In Latin, an important use of the accusative case is with prepositions. Prepositions and the nouns or pronouns they go with show direction toward, time, the means by which something is done, where and when something is done, purpose, and various other kinds of directions.
As an adverb, the word "extra" in Latin is properly translated into English as "outside." However, the same word in the maxim Extra Ecclesiam nulla salus is a preposition which takes the accusative case. It is, therefore, more accurately translated into English as "without." Consequently, the maxim Extra Ecclesiam nulla salus is more accurately translated into English as "Without the Church there is no salvation."
Why is this so important? Because, for the Feeneyites, the maxim means that an individual who is not formally a practicing Catholic cannot be saved. The Church has condemned this interpretation (cf.
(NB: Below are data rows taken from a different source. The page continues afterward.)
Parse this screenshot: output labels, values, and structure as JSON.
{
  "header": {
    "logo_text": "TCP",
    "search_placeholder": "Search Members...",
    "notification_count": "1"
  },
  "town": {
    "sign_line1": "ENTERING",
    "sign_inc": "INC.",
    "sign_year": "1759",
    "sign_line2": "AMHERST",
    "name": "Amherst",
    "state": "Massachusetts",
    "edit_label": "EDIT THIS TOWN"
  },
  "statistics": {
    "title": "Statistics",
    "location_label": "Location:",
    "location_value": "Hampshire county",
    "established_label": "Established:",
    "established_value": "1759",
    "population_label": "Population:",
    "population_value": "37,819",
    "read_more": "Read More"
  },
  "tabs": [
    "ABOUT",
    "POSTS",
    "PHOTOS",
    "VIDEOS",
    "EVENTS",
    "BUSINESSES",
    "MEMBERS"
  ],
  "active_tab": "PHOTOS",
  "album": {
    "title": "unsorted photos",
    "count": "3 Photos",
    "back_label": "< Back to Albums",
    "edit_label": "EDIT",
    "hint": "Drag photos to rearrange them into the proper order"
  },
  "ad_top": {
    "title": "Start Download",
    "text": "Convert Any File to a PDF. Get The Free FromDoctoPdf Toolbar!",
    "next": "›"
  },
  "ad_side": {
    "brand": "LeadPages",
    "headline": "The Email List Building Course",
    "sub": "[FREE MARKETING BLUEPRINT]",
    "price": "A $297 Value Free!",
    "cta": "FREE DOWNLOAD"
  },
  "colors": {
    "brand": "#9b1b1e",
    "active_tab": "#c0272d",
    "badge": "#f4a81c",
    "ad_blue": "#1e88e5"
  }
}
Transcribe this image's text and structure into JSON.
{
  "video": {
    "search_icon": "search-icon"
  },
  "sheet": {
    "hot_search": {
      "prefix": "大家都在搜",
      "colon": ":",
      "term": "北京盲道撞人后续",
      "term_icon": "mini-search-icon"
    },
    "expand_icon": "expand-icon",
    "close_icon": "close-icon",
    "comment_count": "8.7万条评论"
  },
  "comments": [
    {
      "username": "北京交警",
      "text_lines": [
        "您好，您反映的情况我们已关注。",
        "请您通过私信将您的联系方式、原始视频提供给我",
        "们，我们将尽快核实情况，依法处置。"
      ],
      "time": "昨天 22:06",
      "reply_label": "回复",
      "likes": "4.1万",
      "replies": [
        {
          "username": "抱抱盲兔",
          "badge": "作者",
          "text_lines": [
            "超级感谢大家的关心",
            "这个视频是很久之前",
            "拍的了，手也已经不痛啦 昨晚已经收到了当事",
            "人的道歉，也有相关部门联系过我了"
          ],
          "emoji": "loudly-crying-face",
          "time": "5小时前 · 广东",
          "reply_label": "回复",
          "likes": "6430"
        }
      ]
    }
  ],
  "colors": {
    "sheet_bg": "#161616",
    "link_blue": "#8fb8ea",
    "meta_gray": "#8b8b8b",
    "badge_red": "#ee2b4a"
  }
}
Denzinger-Schonmetzer, 3870-3873).
As Pope John Paul II explains:
"The Council speaks of membership in the Church for Christians and of being related to the Church for non-Christian believers in God, for people of good will (cf. Lumen Gentium 15-16). Both these dimensions are important for salvation, and each one possesses varying levels. People are saved through the Church, they are saved in the Church, but they always are saved by the grace of Christ. Besides formal membership in the Church, the sphere of salvation can also include other forms of relation to the Church. Paul VI expressed this same teaching in his first encyclical, Ecclesiam Suam, when he spoke of the various circles of the dialogue of salvation (cf. Ecclesiam Suam 101-117), which are the same as those indicated by the Council as the spheres of membership in and of relation to the Church. This is the authentic meaning of the well-known statement 'Outside the Church there is no salvation.'" (Crossing the Threshold of Hope, pp. 140-141).